Words: Jason Rolfe 2022-06-24 10:37:56

Several days of double-digit subzero temperatures on a section of river that doesn’t see sun in the dead of winter allowed for anchor ice to form on the bottom of the river, revealing a spectacular array of color in the frigid landscape. Photos and Caption: Derek Johnston
A thing is right when it tends to preserve the integrity, stability and beauty of the biotic community. It is wrong when it tends otherwise.
—Aldo Leopold, A Sand County Almanac
For Derek Johnston, it’s always been about rivers. He was 7 years old when he won a camera in a supermarket grand reopening raffle in Youngstown, NY, and right there, in the flows of the Niagara River, he found his first photographic obsession. He realized right away that fractions of a second allow you to see things you miss with the naked eye, so much so that the flow of a river can be frozen—or drawn out—depending on the whims of the photographer and the tools at hand.
He applied to exactly one college out of high school, the Rochester Institute of Technology (just down the road from Eastman Kodak and esteemed in the world of photographic arts), because he’d known exactly what he wanted to do since he was 7. An artist’s residency at the Anderson Ranch Arts Center in the middle of Colorado’s Rockies gave him his first taste of the west, and that was that. Johnston moved to the Frying Pan River valley in the mid-’90s, and soon after found his new Niagara.
The collection of images Johnston refers to as “Up the Pan” span a time period that almost matches his time in the valley. The over 500 images he considers part of this project—of which the selection here is a tiny portion—include images Johnston took in the latter part of the last century. On its face, it seems like a mammoth undertaking, until you realize that for Johnston it has simply been a matter of better seeing what he calls his “bigger backyard.”
The images are arranged chronologically “by the day they were created (ignoring the year) in order to reveal not just the biological diversity,” Johnston writes, “but also the phenology of this incredible landscape.” Which is another way of saying that for the past 24 years Johnston has always had a camera by his side, and whether he was on his way to work as a photography professor at Colorado Mountain College, on a hunting or fishing excursion, or simply out for a hike in the high country, he made a point of paying attention and leaving no detail unexamined.

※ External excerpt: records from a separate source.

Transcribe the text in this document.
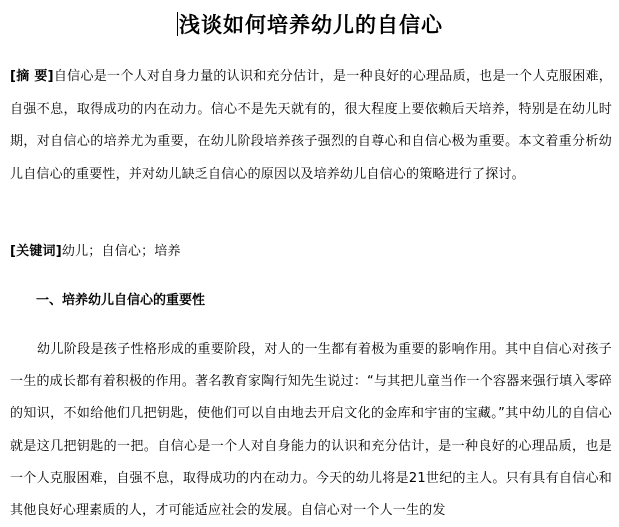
浅谈如何培养幼儿的自信心
[摘 要]自信心是一个人对自身力量的认识和充分估计，是一种良好的心理品质，也是一个人克服困难，自强不息，取得成功的内在动力。信心不是先天就有的，很大程度上要依赖后天培养，特别是在幼儿时期，对自信心的培养尤为重要，在幼儿阶段培养孩子强烈的自尊心和自信心极为重要。本文着重分析幼儿自信心的重要性，并对幼儿缺乏自信心的原因以及培养幼儿自信心的策略进行了探讨。
[关键词]幼儿；自信心；培养
一、培养幼儿自信心的重要性
幼儿阶段是孩子性格形成的重要阶段，对人的一生都有着极为重要的影响作用。其中自信心对孩子一生的成长都有着积极的作用。著名教育家陶行知先生说过：“与其把儿童当作一个容器来强行填入零碎的知识，不如给他们几把钥匙，使他们可以自由地去开启文化的金库和宇宙的宝藏。”其中幼儿的自信心就是这几把钥匙的一把。自信心是一个人对自身能力的认识和充分估计，是一种良好的心理品质，也是一个人克服困难，自强不息，取得成功的内在动力。今天的幼儿将是21世纪的主人。只有具有自信心和其他良好心理素质的人，才可能适应社会的发展。自信心对一个人一生的发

“I prefer to move at a pace that helps conceal my presence and allow for close-up and intimate encounters with creatures great and small,” Johnston says. “When photographing, I go without a particular objective and strive to be present in whatever space I am in and open to the opportunities any signs I encounter may create. The stress of a robin’s voice and concern for my presence may mean that a nest is nearby. Finding that nest can lead to weeks of observation as the young birds are born and fledge.”
The naturalist Aldo Leopold did much the same, gathering his observations of his own “bigger backyard” in A Sand County Almanac. Johnston makes clear that this naturalist’s eye for the landscape and its parts are at the core of his attempt to capture—and by capturing, understand—the greater Frying Pan ecosystem. His primary interest is Leopold’s “biotic community”—from the pine tree to the black bear, from the hummingbird to the mayfly.
“[Leopold’s] words represent the philosophical core of the Deep Ecology movement,” Johnston says. “These photographs are my homage to the Frying Pan River seen through the lens of this philosophy.”